CSS Transform Generator

Compose a CSS transform without remembering the syntax. Adjust translate, rotate, scale and skew, set a transform-origin, see the box move in a live preview, then copy the generated transform rule. Only the parts you change are written out, so the output stays clean.

How to generate a CSS transform

  1. Drag the translate, rotate, scale and skew sliders to move the box.
  2. Set the transform-origin if you want rotation or scale to pivot somewhere other than the center.
  3. Copy the generated transform code from the output box into your stylesheet.

Examples

Translate, rotate and scale together

translateX 10, translateY 20, rotate 45, scale 1.2
transform: translate(10px, 20px) rotate(45deg) scale(1.2);

Skew on one axis

skewX 10
transform: skewX(10deg);

Rotate around the top-left corner

rotate 45, transform-origin top left
transform: rotate(45deg);
transform-origin: top left;

Frequently asked questions

What does the CSS transform property do?

Transform lets you move, rotate, scale and skew an element without changing the surrounding layout. The element shifts visually but still takes up its original space, which makes transforms ideal for hover effects, animations and adjustments that should not push other content around.

Why does the output only show some functions?

Each transform function has an identity value that does nothing: translate 0, rotate 0, scale 1 and skew 0. The generator skips any axis still at its identity, so you only see the parts you actually changed. If everything is at its default the value is simply none.

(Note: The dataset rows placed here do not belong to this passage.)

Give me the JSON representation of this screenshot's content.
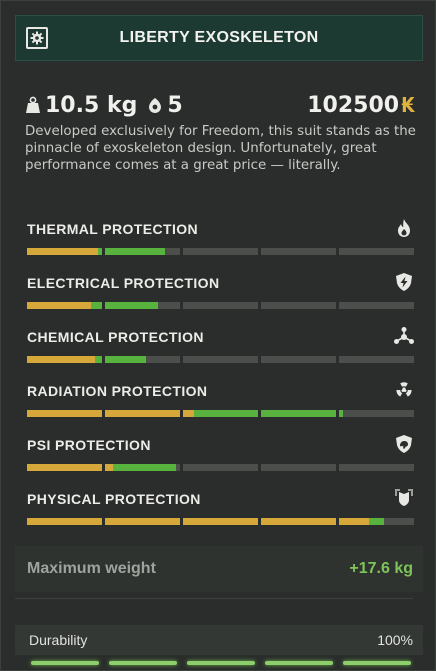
{
  "header": {
    "title": "LIBERTY EXOSKELETON",
    "settings_icon": "gear-icon"
  },
  "stats": {
    "weight": "10.5 kg",
    "slots": "5",
    "price": "102500",
    "currency_symbol": "₭"
  },
  "description": "Developed exclusively for Freedom, this suit stands as the pinnacle of exoskeleton design. Unfortunately, great performance comes at a great price — literally.",
  "protections": [
    {
      "label": "THERMAL PROTECTION",
      "icon": "flame-icon",
      "base": 0.19,
      "bonus": 0.17
    },
    {
      "label": "ELECTRICAL PROTECTION",
      "icon": "lightning-shield-icon",
      "base": 0.17,
      "bonus": 0.17
    },
    {
      "label": "CHEMICAL PROTECTION",
      "icon": "molecule-icon",
      "base": 0.18,
      "bonus": 0.13
    },
    {
      "label": "RADIATION PROTECTION",
      "icon": "radiation-icon",
      "base": 0.43,
      "bonus": 0.38
    },
    {
      "label": "PSI PROTECTION",
      "icon": "psi-shield-icon",
      "base": 0.22,
      "bonus": 0.17
    },
    {
      "label": "PHYSICAL PROTECTION",
      "icon": "armor-icon",
      "base": 0.88,
      "bonus": 0.04
    }
  ],
  "max_weight": {
    "label": "Maximum weight",
    "value": "+17.6 kg"
  },
  "durability": {
    "label": "Durability",
    "value": "100%",
    "level": 1.0
  },
  "colors": {
    "base_fill": "#d6a83a",
    "bonus_fill": "#57b33d",
    "empty": "#4b4e4b",
    "accent_green": "#7ec45a",
    "header_bg": "#1c3a32"
  }
}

When is scale() written instead of scaleX and scaleY?

When the horizontal and vertical scale match, the tool collapses them into a single scale() for shorter code. If the two axes differ it writes scaleX() and scaleY() separately so each direction keeps its own factor.

What does transform-origin change?

Transform-origin sets the pivot point that rotate and scale work around. The default is the center, so a rotation spins in place. Set it to a corner like top left or a percentage pair to make the element rotate or scale from that point instead.

Does the order of transform functions matter?

Yes. Transforms apply from left to right, so rotating then translating differs from translating then rotating. This tool always emits a consistent order (translate, rotate, scale, skew); if you need a different sequence, reorder the functions in the copied value by hand.

Is my work sent to a server?

No. The live preview and the generated transform code are computed entirely in your browser, so nothing about your design leaves your device.